Remember, reusability in BPM system architecture means that the basic process can be customized for different communities or departments in an organization. Take, for example, an order-entry process that leverages business processes used by Support.
A common business process handles the origination of a work item (like an order or an issue), routing of the work item, the ability to escalate problems, synchronize back-end systems such as Siebel, Remedy or Filenet and exception handling. Take a look at the following diagram, specifically the View Dispatcher and the Service Delegate:

The Service Delegate is a component of POA that allows the process to handle work items differently. Since POA can implement a process that can handle work items for a call center handling new orders and product issues, the business process needs this service delegate to interact with back-end services or systems as required to handle the different types of work items. Let's say the process needs to perform some back-end system hand-off operation or synchronization after the call center is finished with the work item. Regardless of what the work item represents, the common process sends the work item to the service delegate and the service delegate then does the synchronization or hand-off. The service delegate may simply connect to a database or it can involve SOA concepts such as Web Services, Service Bus or JMS, or all of these at once. The service delegate performs the back-end work for the different types of work items. If the new order needs to be handled differently than the support issue, the service delegate makes this distinction. Likewise, if the same function is needed, like simply writing the work item to a database, the service delegate handles this process efficiently.

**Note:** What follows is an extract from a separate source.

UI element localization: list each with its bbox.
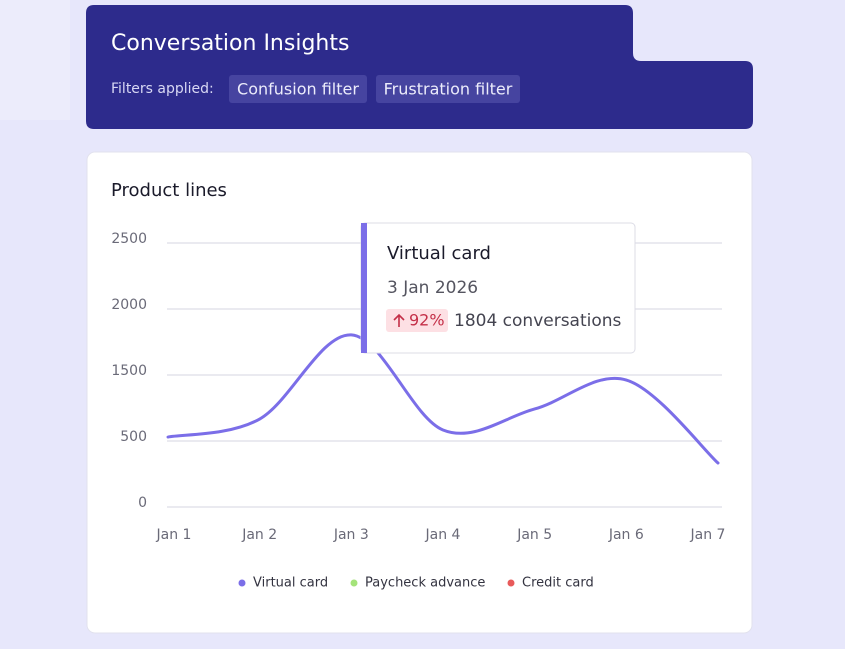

The View Dispatcher decouples the views from the process. This decoupling allows designers to leverage a common process and to create simple building blocks of views and reuse them in many different ways. For example a simple work item view can be reused from role to role within an organization by way of the common business process. The same view can also be used by different processes for different user-roles. The business process shouldn't care about the views that are rendered for a particular user-role. The business process may care about actions taken by the user or changes to certain Key Performance Indictors (KPIs) or process metrics. Other than that, specific details about the data or how it is modified by the view are not important, so these details are left to the views to resolve.
The views can be web-based or a fat client. Take for example a web-based UI versus something built on Eclipse Rich Client Platform (RCP) that would render a much richer view similar to how MS Outlook improves the look and feel over a web-based email UI. The views can be built in modular chunks using a wide assortment of technologies. With a view dispatcher, we can begin to reuse and extend process-level building blocks that can be customized for different business scenarios. Further, we will begin to develop more specialized views that can also integrate commercially available (out-of-the-box) User Interfaces. These views will also become building blocks for processes within the organization which again means reusability and cost savings.